A luta contra HIV/SIDA no país é exemplar e tem conseguido resultados positivos – Artur Correia (c/áudio)

Cidade da Praia, 03 Set (Inforpress) – O director Nacional da Saúde classificou hoje a luta contra HIV/SIDA no país de “exemplar”, por demonstrar que os resultados conseguidos, devido as abordagens implementadas em termos da saúde, são “muito eficazes” .

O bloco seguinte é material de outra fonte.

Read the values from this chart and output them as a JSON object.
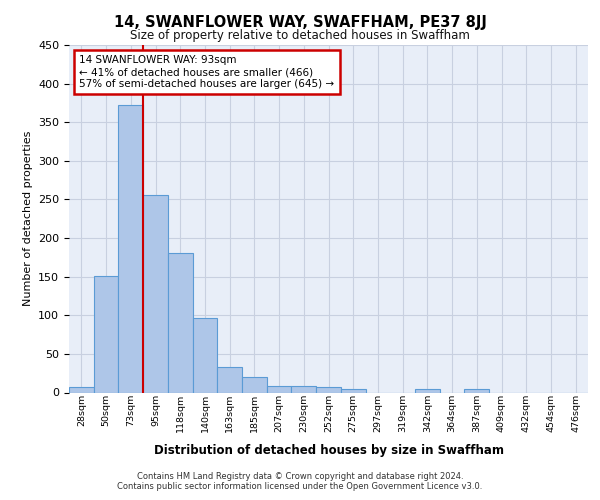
{
  "title": "14, SWANFLOWER WAY, SWAFFHAM, PE37 8JJ",
  "subtitle": "Size of property relative to detached houses in Swaffham",
  "xlabel": "Distribution of detached houses by size in Swaffham",
  "ylabel": "Number of detached properties",
  "categories": [
    "28sqm",
    "50sqm",
    "73sqm",
    "95sqm",
    "118sqm",
    "140sqm",
    "163sqm",
    "185sqm",
    "207sqm",
    "230sqm",
    "252sqm",
    "275sqm",
    "297sqm",
    "319sqm",
    "342sqm",
    "364sqm",
    "387sqm",
    "409sqm",
    "432sqm",
    "454sqm",
    "476sqm"
  ],
  "values": [
    7,
    151,
    372,
    256,
    181,
    96,
    33,
    20,
    9,
    9,
    7,
    4,
    0,
    0,
    4,
    0,
    4,
    0,
    0,
    0,
    0
  ],
  "bar_color": "#aec6e8",
  "bar_edge_color": "#5b9bd5",
  "grid_color": "#c8d0e0",
  "background_color": "#e8eef8",
  "property_line_color": "#cc0000",
  "annotation_text": "14 SWANFLOWER WAY: 93sqm\n← 41% of detached houses are smaller (466)\n57% of semi-detached houses are larger (645) →",
  "annotation_box_edge_color": "#cc0000",
  "ylim": [
    0,
    450
  ],
  "yticks": [
    0,
    50,
    100,
    150,
    200,
    250,
    300,
    350,
    400,
    450
  ],
  "footer_line1": "Contains HM Land Registry data © Crown copyright and database right 2024.",
  "footer_line2": "Contains public sector information licensed under the Open Government Licence v3.0."
}
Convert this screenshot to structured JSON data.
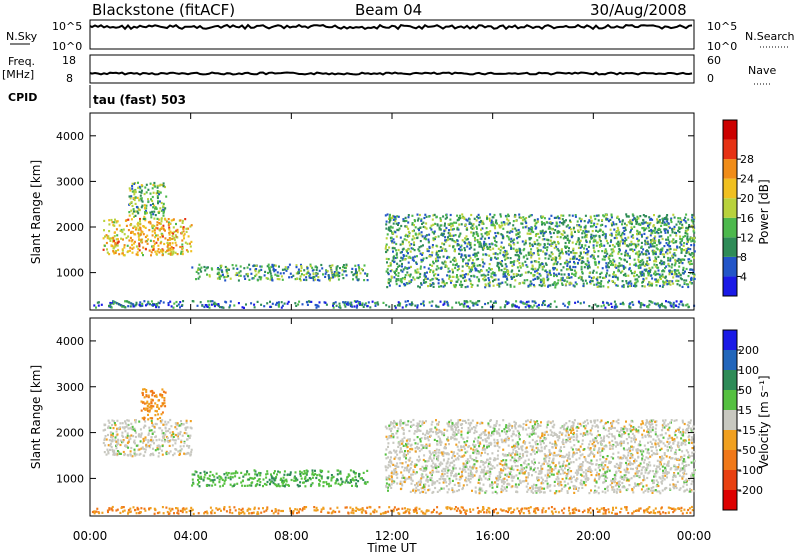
{
  "header": {
    "radar": "Blackstone (fitACF)",
    "beam": "Beam 04",
    "date": "30/Aug/2008"
  },
  "strips": {
    "nsky_label": "N.Sky",
    "nsky_ticks": [
      "10^5",
      "10^0"
    ],
    "nsearch_label": "N.Search",
    "nsearch_ticks": [
      "10^5",
      "10^0"
    ],
    "freq_label": "Freq.",
    "freq_unit": "[MHz]",
    "freq_ticks": [
      "18",
      "8"
    ],
    "nave_label": "Nave",
    "nave_ticks": [
      "60",
      "0"
    ],
    "cpid_label": "CPID",
    "cpid_text": "tau (fast) 503"
  },
  "axes": {
    "xlabel": "Time UT",
    "xticks": [
      "00:00",
      "04:00",
      "08:00",
      "12:00",
      "16:00",
      "20:00",
      "00:00"
    ],
    "ylabel": "Slant Range [km]",
    "yticks": [
      "1000",
      "2000",
      "3000",
      "4000"
    ]
  },
  "colorbars": {
    "power": {
      "label": "Power [dB]",
      "ticks": [
        "4",
        "8",
        "12",
        "16",
        "20",
        "24",
        "28"
      ],
      "colors": [
        "#1a1ae6",
        "#2255c8",
        "#2e8b57",
        "#4cb84c",
        "#b8d23c",
        "#f0c020",
        "#f08c18",
        "#e63214",
        "#cc0000"
      ]
    },
    "velocity": {
      "label": "Velocity [m s⁻¹]",
      "ticks": [
        "200",
        "100",
        "50",
        "15",
        "-15",
        "-50",
        "-100",
        "-200"
      ],
      "colors": [
        "#1a1ae6",
        "#2266bb",
        "#2e8b57",
        "#55c040",
        "#c8c8c0",
        "#f0a020",
        "#f07818",
        "#e84010",
        "#dd0000"
      ]
    }
  },
  "chart_data": [
    {
      "type": "heatmap",
      "title": "Power",
      "x_range_hours": [
        0,
        24
      ],
      "ylim": [
        180,
        4500
      ],
      "zlabel": "Power [dB]",
      "regions": [
        {
          "t": [
            0.5,
            4.0
          ],
          "r": [
            1400,
            2200
          ],
          "value": 20
        },
        {
          "t": [
            1.5,
            3.0
          ],
          "r": [
            2200,
            3000
          ],
          "value": 12
        },
        {
          "t": [
            4.0,
            11.0
          ],
          "r": [
            850,
            1200
          ],
          "value": 10
        },
        {
          "t": [
            11.7,
            24.0
          ],
          "r": [
            700,
            2300
          ],
          "value": 10
        },
        {
          "t": [
            0.0,
            24.0
          ],
          "r": [
            250,
            400
          ],
          "value": 6
        }
      ]
    },
    {
      "type": "heatmap",
      "title": "Velocity",
      "x_range_hours": [
        0,
        24
      ],
      "ylim": [
        180,
        4500
      ],
      "zlabel": "Velocity [m s^-1]",
      "regions": [
        {
          "t": [
            0.5,
            4.0
          ],
          "r": [
            1500,
            2300
          ],
          "value": 0
        },
        {
          "t": [
            2.0,
            3.0
          ],
          "r": [
            2300,
            3000
          ],
          "value": -50
        },
        {
          "t": [
            4.0,
            11.0
          ],
          "r": [
            850,
            1200
          ],
          "value": 40
        },
        {
          "t": [
            11.7,
            24.0
          ],
          "r": [
            700,
            2300
          ],
          "value": 0
        },
        {
          "t": [
            0.0,
            24.0
          ],
          "r": [
            250,
            400
          ],
          "value": -50
        }
      ]
    }
  ]
}
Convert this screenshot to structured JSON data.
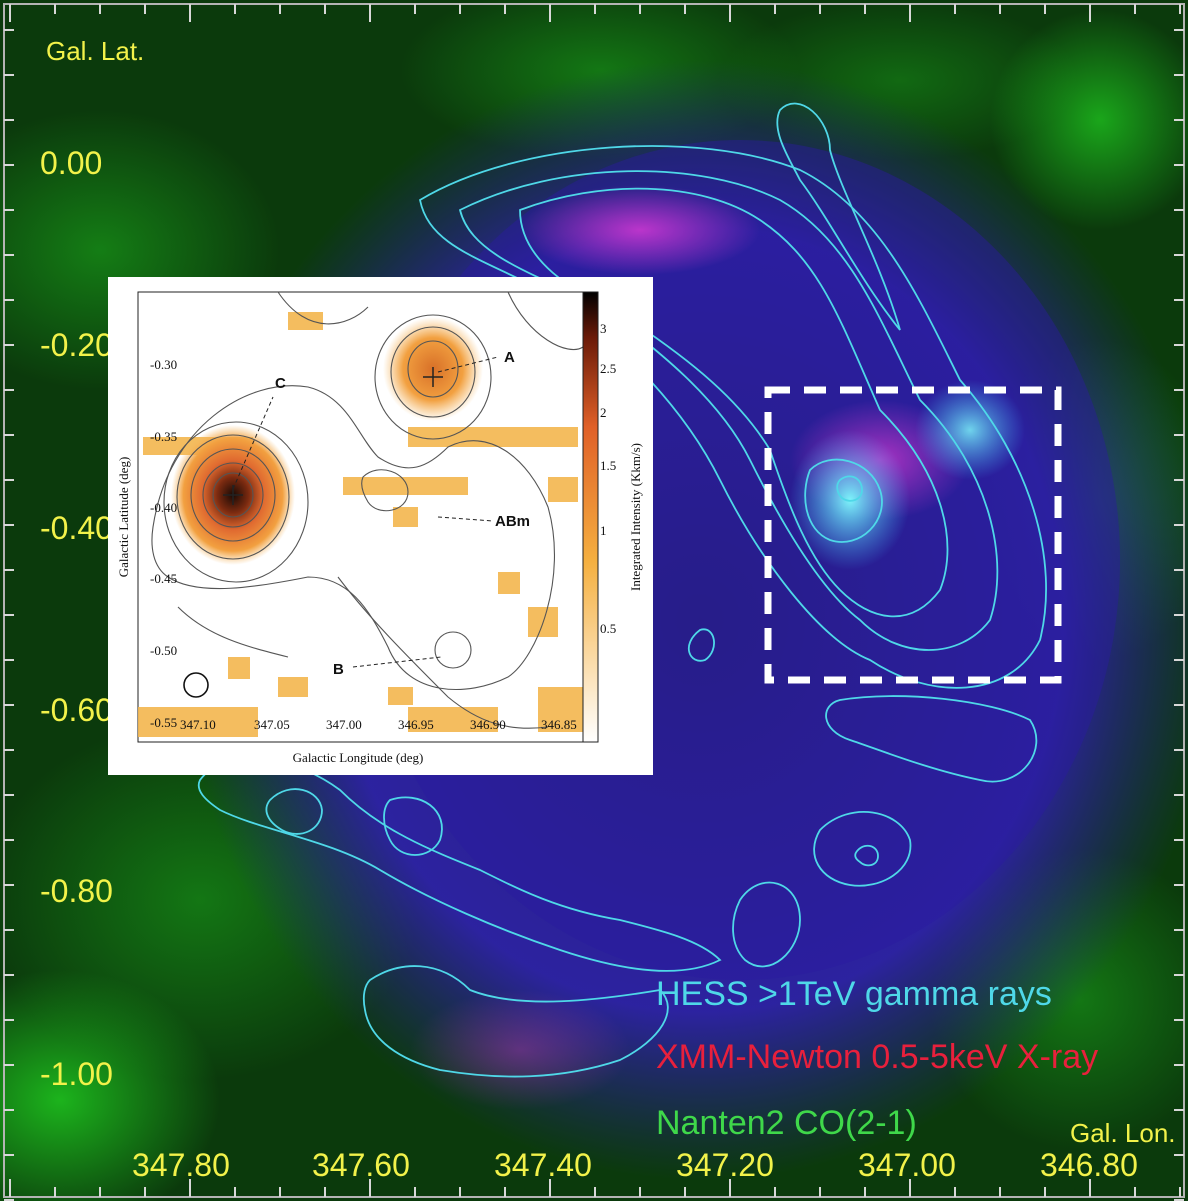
{
  "frame": {
    "lat_title": "Gal. Lat.",
    "lon_title": "Gal. Lon.",
    "lat_labels": [
      "0.00",
      "-0.20",
      "-0.40",
      "-0.60",
      "-0.80",
      "-1.00"
    ],
    "lon_labels": [
      "347.80",
      "347.60",
      "347.40",
      "347.20",
      "347.00",
      "346.80"
    ]
  },
  "legend": {
    "items": [
      {
        "text": "HESS >1TeV gamma rays",
        "color": "#4fd8e8"
      },
      {
        "text": "XMM-Newton 0.5-5keV X-ray",
        "color": "#e8203c"
      },
      {
        "text": "Nanten2 CO(2-1)",
        "color": "#3fd84a"
      }
    ]
  },
  "inset": {
    "xlabel": "Galactic Longitude (deg)",
    "ylabel": "Galactic Latitude (deg)",
    "cbar_label": "Integrated Intensity (Kkm/s)",
    "x_ticks": [
      "347.10",
      "347.05",
      "347.00",
      "346.95",
      "346.90",
      "346.85"
    ],
    "y_ticks": [
      "-0.30",
      "-0.35",
      "-0.40",
      "-0.45",
      "-0.50",
      "-0.55"
    ],
    "cbar_ticks": [
      "3",
      "2.5",
      "2",
      "1.5",
      "1",
      "0.5"
    ],
    "labels": {
      "a": "A",
      "b": "B",
      "c": "C",
      "abm": "ABm"
    }
  },
  "colors": {
    "frame_text": "#f2f24a",
    "contour": "#4fd8e8",
    "box": "#ffffff"
  }
}
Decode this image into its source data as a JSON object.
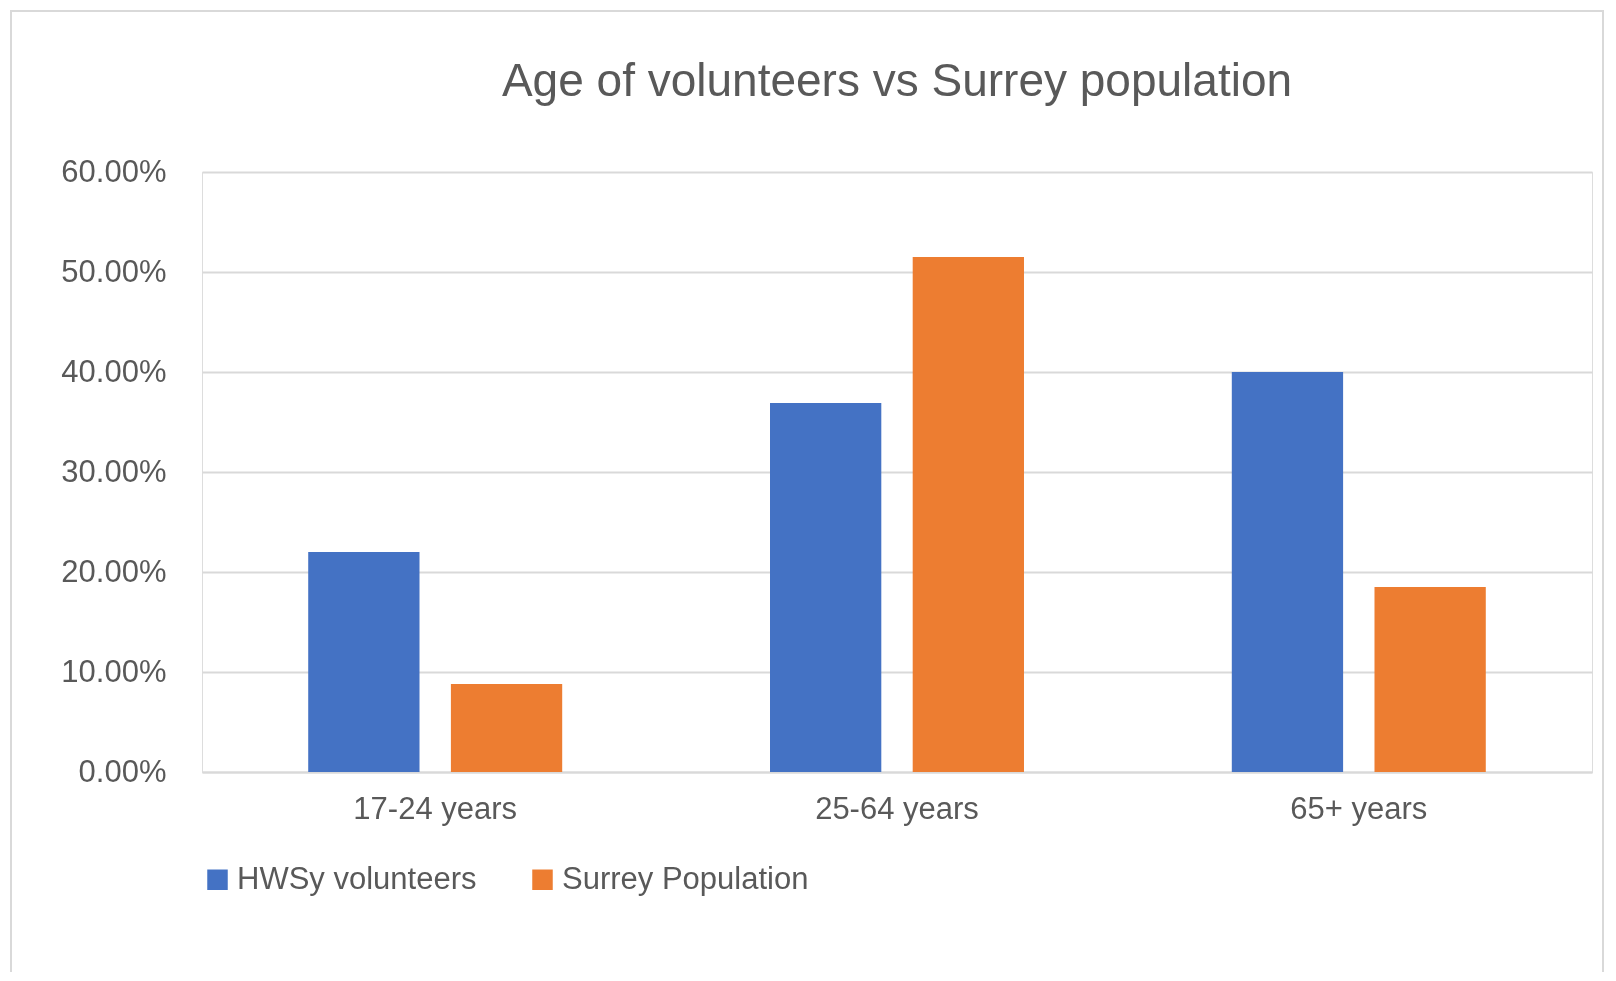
{
  "chart_data": {
    "type": "bar",
    "title": "Age of volunteers vs Surrey population",
    "categories": [
      "17-24 years",
      "25-64 years",
      "65+ years"
    ],
    "series": [
      {
        "name": "HWSy volunteers",
        "color": "#4472c4",
        "values": [
          22.0,
          36.9,
          40.0
        ]
      },
      {
        "name": "Surrey Population",
        "color": "#ed7d31",
        "values": [
          8.8,
          51.5,
          18.5
        ]
      }
    ],
    "ylim": [
      0,
      60
    ],
    "yticks": [
      {
        "value": 0,
        "label": "0.00%"
      },
      {
        "value": 10,
        "label": "10.00%"
      },
      {
        "value": 20,
        "label": "20.00%"
      },
      {
        "value": 30,
        "label": "30.00%"
      },
      {
        "value": 40,
        "label": "40.00%"
      },
      {
        "value": 50,
        "label": "50.00%"
      },
      {
        "value": 60,
        "label": "60.00%"
      }
    ],
    "grid": true,
    "legend": "bottom"
  }
}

Artur Correia, que falava na cerimónia de abertura da acção de formação destinada aos prestadores de cuidado de saúde em estratégias de comunicação sobre “HIV & Deficiência”, disse ainda que esta luta tem sido feita numa perspectiva “multissectorial, pluridisciplinar e inclusiva” e numa óptica de melhor coordenação seguida no Plano Nacional de Luta contra HIV/SIDA.

“Todos juntos, temos levado a bom porto essa luta. Resultados têm sido (…) positivos e, neste momento, temos condições de dizer que conhecemos melhor a dinâmica da epidemia em, praticamente, todos os grupos vulneráveis”, disse.

Conforme o director Nacional da Saúde (DNS), a existência de diferentes estudos na vertente bio-comportamental tem levado o serviço a confirmar uma tendência na diminuição da transmissão nos grupos vulneráveis (trabalhadores de sexo, usuários de droga e homens que fazem sexo com homens).

De acordo com Artur Correia, os resultados positivos têm sido conseguidos através da estratégia de proximidade e de pares educadores.

O responsável anunciou que brevemente o país vai ter os resultados do IDSR-III que vão servir para actualizar os dados a nível nacional do HIV/SIDA, sublinhando que os resultados deste ano vão estar disponíveis este mês.

Informou ainda que a nível regional, Cabo Verde se situa em lugares de destaque, tanto no acesso ao tratamento como na prevenção de transmissão vertical, o que faz com que o resultado leva o país a pensar na eliminação da transmissão de mãe para filho no horizonte 2020.

Por sua vez, presidente da Associação Cabo-verdiana para a Protecção da Família (Verdefam), Eldelfride Barbosa, teceu algumas considerações sobre a formação e o projecto Fronteiras e Vulnerabilidades face ao HIV/SIDA na Costa Ocidental Africana (FEVE), implementado pela Verdefam, Morabi e Cruz Vermelha de Cabo Verde.

“Trata-se de projectos inovadores que, no âmbito das suas intervenções, dão respostas às questões relacionadas com os direitos humanos, direitos sexuais e saúde sexual reprodutiva, inclusão social e as vulnerabilidades associadas a capacidade física”, disse.

Segundo Eldelfride Barbosa, o objectivo primordial de todo este processo vai permitir que se consiga pôr fim à epidemia no horizonte 2030, através dos três 90, e servir, no país, para que os diferentes sectores reforcem a sua capacidade de coesão.

Já para o representante do Programa Africa Cabo West da Humanité & Inclusion, Cabo Verde, a nível do continente, é um país pioneiro que identifica pessoas com deficiência como um grupo prioritário no seu novo Plano Estratégico de Luta contra a Sida.

A acção de formação destinada aos prestadores de cuidado de saúde em estratégias de comunicação sobre “HIV & Deficiência”, que decorre na capital do país de 03 a 07, é fruto de uma parceria entre a Verdefam, Cruz Vermelha e a Humanité & Inclusion.

A formação, que acontece no âmbito do projecto Fronteiras e Vulnerabilidades face ao HIV/SIDA na Costa Ocidental Africana (FEVE), visa promover a redução da transmissão do HIV/SIDA, bem como medir o impacto da epidemia no seio do referido grupo.

A Humanité & inclusion é uma ONG que, em conjunto com os seus parceiros, tem vindo a implementar um projecto regional intitulado “HIV e Deficiência”, cujo objectivo principal é contribuir para a redução de novas infeções por HIV de pessoas com deficiência.